Talk:Bonseki
Appearance
This article is rated Start-class on Wikipedia's content assessment scale. It is of interest to the following WikiProjects: | ||||||||||||||||||||||||||||
|
"not to be confused with bonkei"
[edit]I am confused, because the image is the same as the one in the bonkei article, where it explicitly says it is of bonkei. So what is the difference? --Richardson mcphillips (talk) 15:53, 10 October 2013 (UTC)
- The Creative Commons world has a real dearth of images for both bonkei and bonseki, and it appears that of those few, some are mislabeled at the source. I am using one book published in English as reference for the Japanese terminology[1]. If its author was mistaken, my explication will also be mistaken.
- The picture that prompted your question has the file name "Yōshū Chikanobu Setsu Gekka Series II Bonkei.jpg". As you can see, the filename contains the term "bonkei" - to my knowledge, that term appears in error because the image portrays a bonseki, a small sand painting in a tray. In the text of the Wikimedia page where the image originally was uploaded, the term "bonkei" is not used (except, of course, in the filename). Wikimedia makes it difficult to change the filename of an uploaded item, so an initial error in the filename may be left in place for a long time or forever.
- Because the filename contains the term "bonkei", the image has been attached to the Wikipedia Bonkei article a couple of times. It also appears correctly in the article Bonseki, where other similar images also appear. I have removed it from "Bonkei" again, so you will not experience the same confusion, but I have not been able to find an unencumbered bonkei image for the Wikipedia Bonkei article.

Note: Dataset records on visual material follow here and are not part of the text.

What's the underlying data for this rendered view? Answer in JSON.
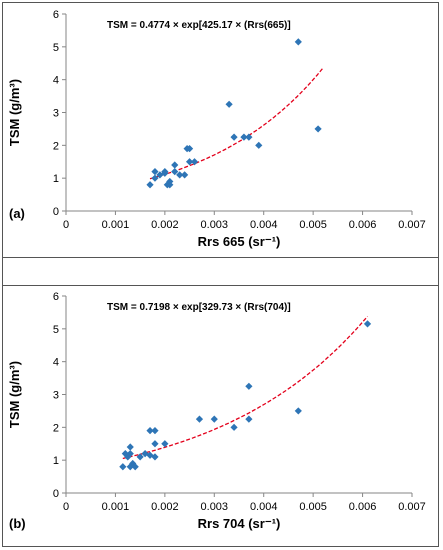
{
  "chart_data": [
    {
      "type": "scatter",
      "panel_label": "(a)",
      "xlabel": "Rrs 665 (sr⁻¹)",
      "ylabel": "TSM (g/m³)",
      "equation": "TSM = 0.4774 × exp[425.17 × (Rrs(665)]",
      "xlim": [
        0,
        0.007
      ],
      "ylim": [
        0,
        6
      ],
      "xticks": [
        "0",
        "0.001",
        "0.002",
        "0.003",
        "0.004",
        "0.005",
        "0.006",
        "0.007"
      ],
      "yticks": [
        "0",
        "1",
        "2",
        "3",
        "4",
        "5",
        "6"
      ],
      "fit": {
        "a": 0.4774,
        "b": 425.17,
        "x_start": 0.0017,
        "x_end": 0.0052
      },
      "points": [
        {
          "x": 0.0017,
          "y": 0.8
        },
        {
          "x": 0.0018,
          "y": 1.2
        },
        {
          "x": 0.0018,
          "y": 1.0
        },
        {
          "x": 0.0019,
          "y": 1.1
        },
        {
          "x": 0.002,
          "y": 1.2
        },
        {
          "x": 0.002,
          "y": 1.15
        },
        {
          "x": 0.00205,
          "y": 0.8
        },
        {
          "x": 0.0021,
          "y": 0.9
        },
        {
          "x": 0.0021,
          "y": 0.8
        },
        {
          "x": 0.0022,
          "y": 1.4
        },
        {
          "x": 0.0022,
          "y": 1.2
        },
        {
          "x": 0.0023,
          "y": 1.1
        },
        {
          "x": 0.0024,
          "y": 1.1
        },
        {
          "x": 0.00245,
          "y": 1.9
        },
        {
          "x": 0.0025,
          "y": 1.9
        },
        {
          "x": 0.0025,
          "y": 1.5
        },
        {
          "x": 0.0026,
          "y": 1.5
        },
        {
          "x": 0.0033,
          "y": 3.25
        },
        {
          "x": 0.0034,
          "y": 2.25
        },
        {
          "x": 0.0036,
          "y": 2.25
        },
        {
          "x": 0.0037,
          "y": 2.25
        },
        {
          "x": 0.0039,
          "y": 2.0
        },
        {
          "x": 0.0047,
          "y": 5.15
        },
        {
          "x": 0.0051,
          "y": 2.5
        }
      ]
    },
    {
      "type": "scatter",
      "panel_label": "(b)",
      "xlabel": "Rrs 704 (sr⁻¹)",
      "ylabel": "TSM (g/m³)",
      "equation": "TSM = 0.7198 × exp[329.73 × (Rrs(704)]",
      "xlim": [
        0,
        0.007
      ],
      "ylim": [
        0,
        6
      ],
      "xticks": [
        "0",
        "0.001",
        "0.002",
        "0.003",
        "0.004",
        "0.005",
        "0.006",
        "0.007"
      ],
      "yticks": [
        "0",
        "1",
        "2",
        "3",
        "4",
        "5",
        "6"
      ],
      "fit": {
        "a": 0.7198,
        "b": 329.73,
        "x_start": 0.00115,
        "x_end": 0.0061
      },
      "points": [
        {
          "x": 0.00115,
          "y": 0.8
        },
        {
          "x": 0.0012,
          "y": 1.2
        },
        {
          "x": 0.00125,
          "y": 1.1
        },
        {
          "x": 0.0013,
          "y": 0.8
        },
        {
          "x": 0.0013,
          "y": 1.4
        },
        {
          "x": 0.0013,
          "y": 1.2
        },
        {
          "x": 0.00135,
          "y": 0.9
        },
        {
          "x": 0.0014,
          "y": 0.8
        },
        {
          "x": 0.0015,
          "y": 1.1
        },
        {
          "x": 0.0016,
          "y": 1.2
        },
        {
          "x": 0.0017,
          "y": 1.9
        },
        {
          "x": 0.0017,
          "y": 1.15
        },
        {
          "x": 0.0018,
          "y": 1.9
        },
        {
          "x": 0.0018,
          "y": 1.5
        },
        {
          "x": 0.0018,
          "y": 1.1
        },
        {
          "x": 0.002,
          "y": 1.5
        },
        {
          "x": 0.0027,
          "y": 2.25
        },
        {
          "x": 0.003,
          "y": 2.25
        },
        {
          "x": 0.0034,
          "y": 2.0
        },
        {
          "x": 0.0037,
          "y": 3.25
        },
        {
          "x": 0.0037,
          "y": 2.25
        },
        {
          "x": 0.0047,
          "y": 2.5
        },
        {
          "x": 0.0061,
          "y": 5.15
        }
      ]
    }
  ],
  "colors": {
    "point": "#2e75b6",
    "fit": "#e3001b",
    "axis": "#868686",
    "text": "#000000"
  },
  "legend": "none",
  "grid": false
}
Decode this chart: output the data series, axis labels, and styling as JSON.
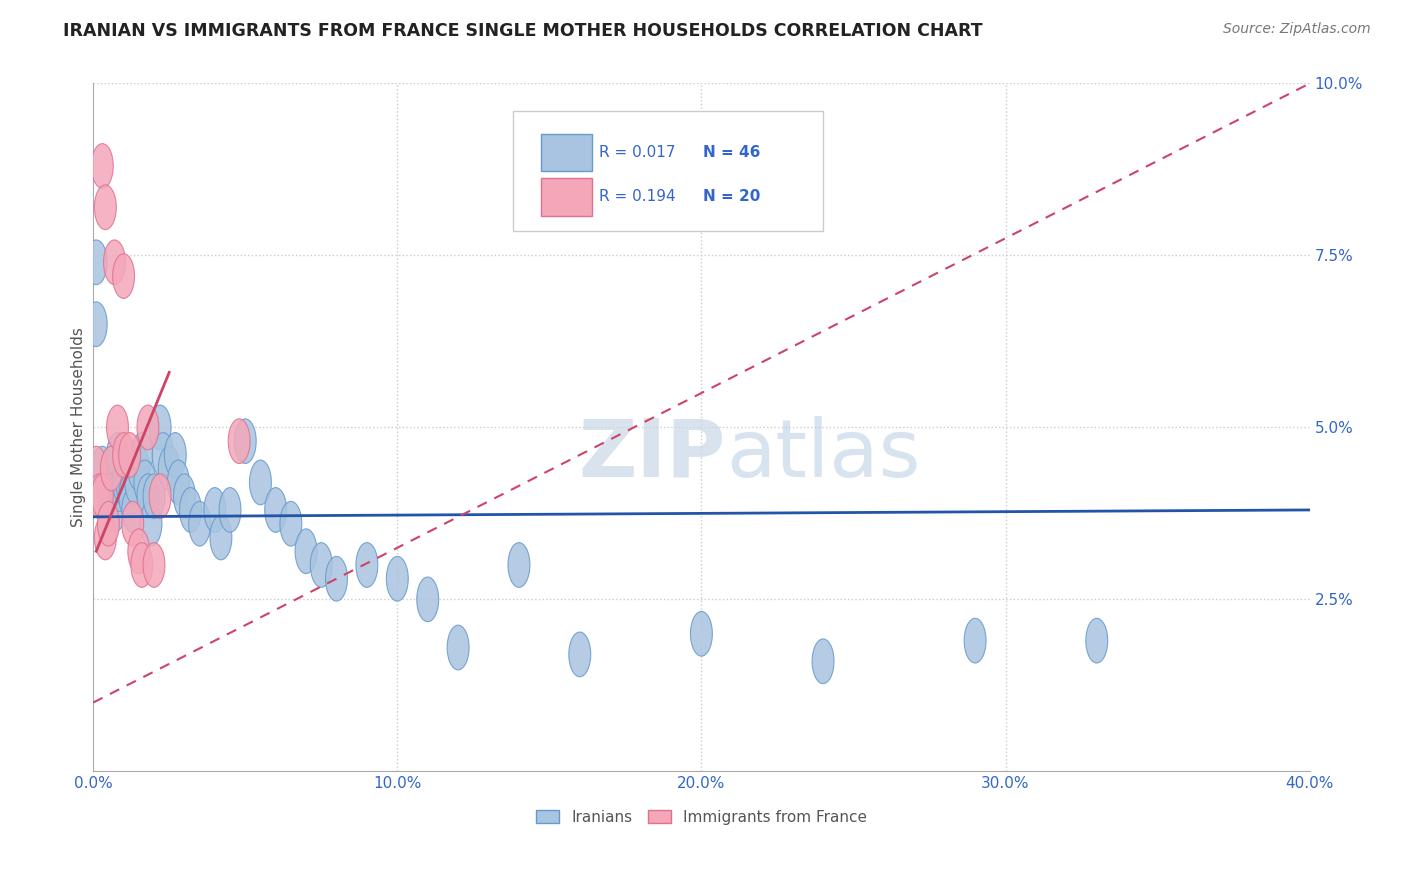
{
  "title": "IRANIAN VS IMMIGRANTS FROM FRANCE SINGLE MOTHER HOUSEHOLDS CORRELATION CHART",
  "source": "Source: ZipAtlas.com",
  "ylabel": "Single Mother Households",
  "xlim": [
    0,
    0.4
  ],
  "ylim": [
    0,
    0.1
  ],
  "xticks": [
    0.0,
    0.1,
    0.2,
    0.3,
    0.4
  ],
  "yticks": [
    0.0,
    0.025,
    0.05,
    0.075,
    0.1
  ],
  "xtick_labels": [
    "0.0%",
    "10.0%",
    "20.0%",
    "30.0%",
    "40.0%"
  ],
  "ytick_labels": [
    "",
    "2.5%",
    "5.0%",
    "7.5%",
    "10.0%"
  ],
  "legend_r_blue": "R = 0.017",
  "legend_n_blue": "N = 46",
  "legend_r_pink": "R = 0.194",
  "legend_n_pink": "N = 20",
  "blue_label": "Iranians",
  "pink_label": "Immigrants from France",
  "blue_color": "#a8c4e0",
  "pink_color": "#f4a7b9",
  "blue_edge": "#6699cc",
  "pink_edge": "#e07090",
  "trend_blue_color": "#2255aa",
  "trend_pink_color": "#cc4466",
  "watermark_zip": "ZIP",
  "watermark_atlas": "atlas",
  "iranians_x": [
    0.001,
    0.001,
    0.003,
    0.005,
    0.007,
    0.008,
    0.009,
    0.01,
    0.011,
    0.012,
    0.013,
    0.014,
    0.015,
    0.016,
    0.017,
    0.018,
    0.019,
    0.02,
    0.022,
    0.023,
    0.025,
    0.027,
    0.028,
    0.03,
    0.032,
    0.035,
    0.04,
    0.042,
    0.045,
    0.05,
    0.055,
    0.06,
    0.065,
    0.07,
    0.075,
    0.08,
    0.09,
    0.1,
    0.11,
    0.12,
    0.14,
    0.16,
    0.2,
    0.24,
    0.29,
    0.33
  ],
  "iranians_y": [
    0.074,
    0.065,
    0.044,
    0.04,
    0.038,
    0.046,
    0.041,
    0.042,
    0.042,
    0.04,
    0.038,
    0.042,
    0.044,
    0.046,
    0.042,
    0.04,
    0.036,
    0.04,
    0.05,
    0.046,
    0.044,
    0.046,
    0.042,
    0.04,
    0.038,
    0.036,
    0.038,
    0.034,
    0.038,
    0.048,
    0.042,
    0.038,
    0.036,
    0.032,
    0.03,
    0.028,
    0.03,
    0.028,
    0.025,
    0.018,
    0.03,
    0.017,
    0.02,
    0.016,
    0.019,
    0.019
  ],
  "france_x": [
    0.001,
    0.002,
    0.003,
    0.004,
    0.005,
    0.006,
    0.008,
    0.01,
    0.012,
    0.013,
    0.015,
    0.016,
    0.018,
    0.02,
    0.022,
    0.048,
    0.003,
    0.004,
    0.007,
    0.01
  ],
  "france_y": [
    0.044,
    0.04,
    0.04,
    0.034,
    0.036,
    0.044,
    0.05,
    0.046,
    0.046,
    0.036,
    0.032,
    0.03,
    0.05,
    0.03,
    0.04,
    0.048,
    0.088,
    0.082,
    0.074,
    0.072
  ]
}
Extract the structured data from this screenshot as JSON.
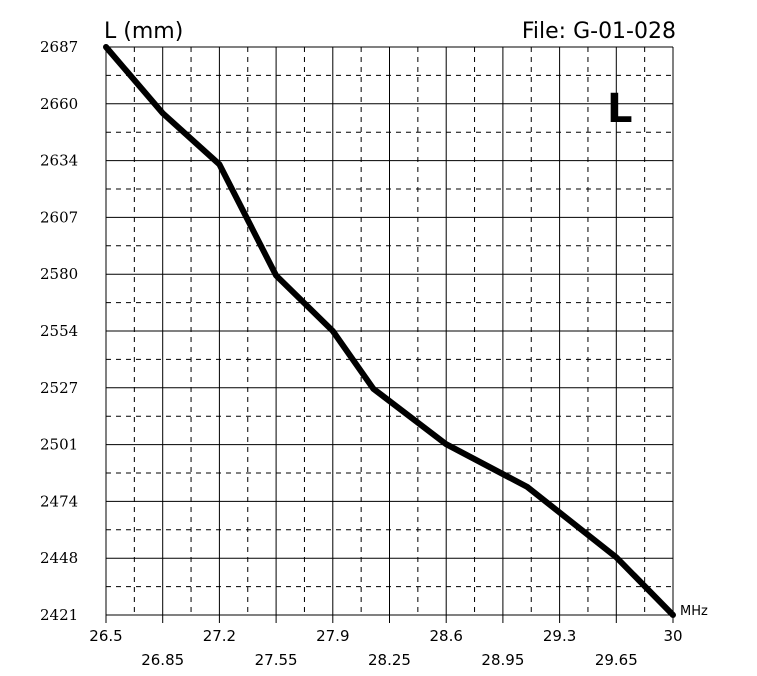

- When I try to describe bonkei without a picture nearby, I say that they resemble a Japanese model train layout, not too large, but showing the countryside 300 years ago - that is, no trains. There are sculpted hills, valleys, streams, lakes or oceans, and little models of people, trees, animals, and buildings or other structures. All items are three-dimensional and properly scaled. It does not seem to be a very active art form these days, which may explain why photos are in such short supply.
- References
- ^ Behme, Robert Lee (1969). Bonsai, Saikei and Bonkei: Japanese Dwarf Trees and Tray Landscapes. William Morrow and Co., Inc., New York. p. 209. ISBN 978-0-688-05205-8.